- Brush up on your math and statistics skills. A good data scientist must be able to understand what the data is telling you, and to do that, you must have solid basic linear algebra, an understanding of algorithms and statistics skills. More advanced mathematics may be required for certain positions, but this is a good place to start.
- Understand the concept of machine learning. Machine learning is emerging as the buzzword but it is inextricably linked to big data. Machine learning uses artificial intelligence algorithms to turn data into value and learn without being explicitly programmed.
- Learn to code. Data scientists must know how to manipulate code in order to tell the computer how to analyse the data. Start with an open source language like Python and go from there.
- Understand databases, data lakes and distributed storage. Data is stored in databases, data lakes or across distributed networks, and how those data repositories are built can often dictate how you can access, use, and analyse that data. Failing to see the big picture or think ahead when you construct your data storage can have far-reaching consequences.
- Learn data munging and data cleaning techniques. Data munging is the process of converting “raw” data to another format that is easier to access and analyse. Data cleaning helps eliminate duplication and “bad” data. Both are essential tools in a data scientist’s toolbox.
- Understand the basics of good data visualisation and reporting. You don’t have to become a graphic designer, but you do need to be well versed in how to create data reports that a lay person — like your manager or CEO — can understand.
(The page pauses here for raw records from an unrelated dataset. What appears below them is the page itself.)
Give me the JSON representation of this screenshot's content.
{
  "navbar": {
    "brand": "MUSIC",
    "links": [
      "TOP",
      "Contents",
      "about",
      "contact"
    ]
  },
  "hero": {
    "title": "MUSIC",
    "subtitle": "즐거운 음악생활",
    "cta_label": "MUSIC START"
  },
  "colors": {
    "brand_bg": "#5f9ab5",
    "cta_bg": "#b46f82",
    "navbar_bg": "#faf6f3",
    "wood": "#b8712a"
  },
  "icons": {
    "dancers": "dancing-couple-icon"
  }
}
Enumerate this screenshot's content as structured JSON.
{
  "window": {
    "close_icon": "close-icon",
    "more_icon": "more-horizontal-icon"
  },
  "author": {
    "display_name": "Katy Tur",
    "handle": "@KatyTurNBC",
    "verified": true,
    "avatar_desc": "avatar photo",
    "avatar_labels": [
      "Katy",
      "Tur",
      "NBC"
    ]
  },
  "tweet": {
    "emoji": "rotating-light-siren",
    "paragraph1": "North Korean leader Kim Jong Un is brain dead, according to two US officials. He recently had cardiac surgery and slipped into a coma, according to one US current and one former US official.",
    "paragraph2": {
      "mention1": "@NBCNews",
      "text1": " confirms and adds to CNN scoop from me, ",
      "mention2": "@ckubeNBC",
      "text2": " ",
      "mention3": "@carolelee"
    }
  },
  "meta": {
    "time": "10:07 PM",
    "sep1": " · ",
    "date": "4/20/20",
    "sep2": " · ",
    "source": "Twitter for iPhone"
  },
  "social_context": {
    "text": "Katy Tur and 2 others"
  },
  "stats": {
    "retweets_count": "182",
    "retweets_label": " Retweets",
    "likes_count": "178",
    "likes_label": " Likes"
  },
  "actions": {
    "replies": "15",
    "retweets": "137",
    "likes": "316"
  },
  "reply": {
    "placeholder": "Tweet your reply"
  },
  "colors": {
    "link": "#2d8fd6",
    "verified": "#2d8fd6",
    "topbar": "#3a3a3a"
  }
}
- Add more tools to your toolbox. Once you’ve mastered the above skills, it’s time to expand your data science toolbox to include programs like Hadoop, R and Spark. Knowledge of and experience with these tools will set you above a great many data science job applicants.
- Practice. How do you practice data science before you have a job in the field? Develop your own pet project from open source data, enter competitions, network with working data scientists, join a bootcamp, volunteer or intern. The best data scientists will have experience and intuition in the field and be able to show their work to a recruiter.
- Become a part of the community. Follow thought leaders in the industry, read industry blogs and websites, engage, ask questions, and stay abreast of current news and theory.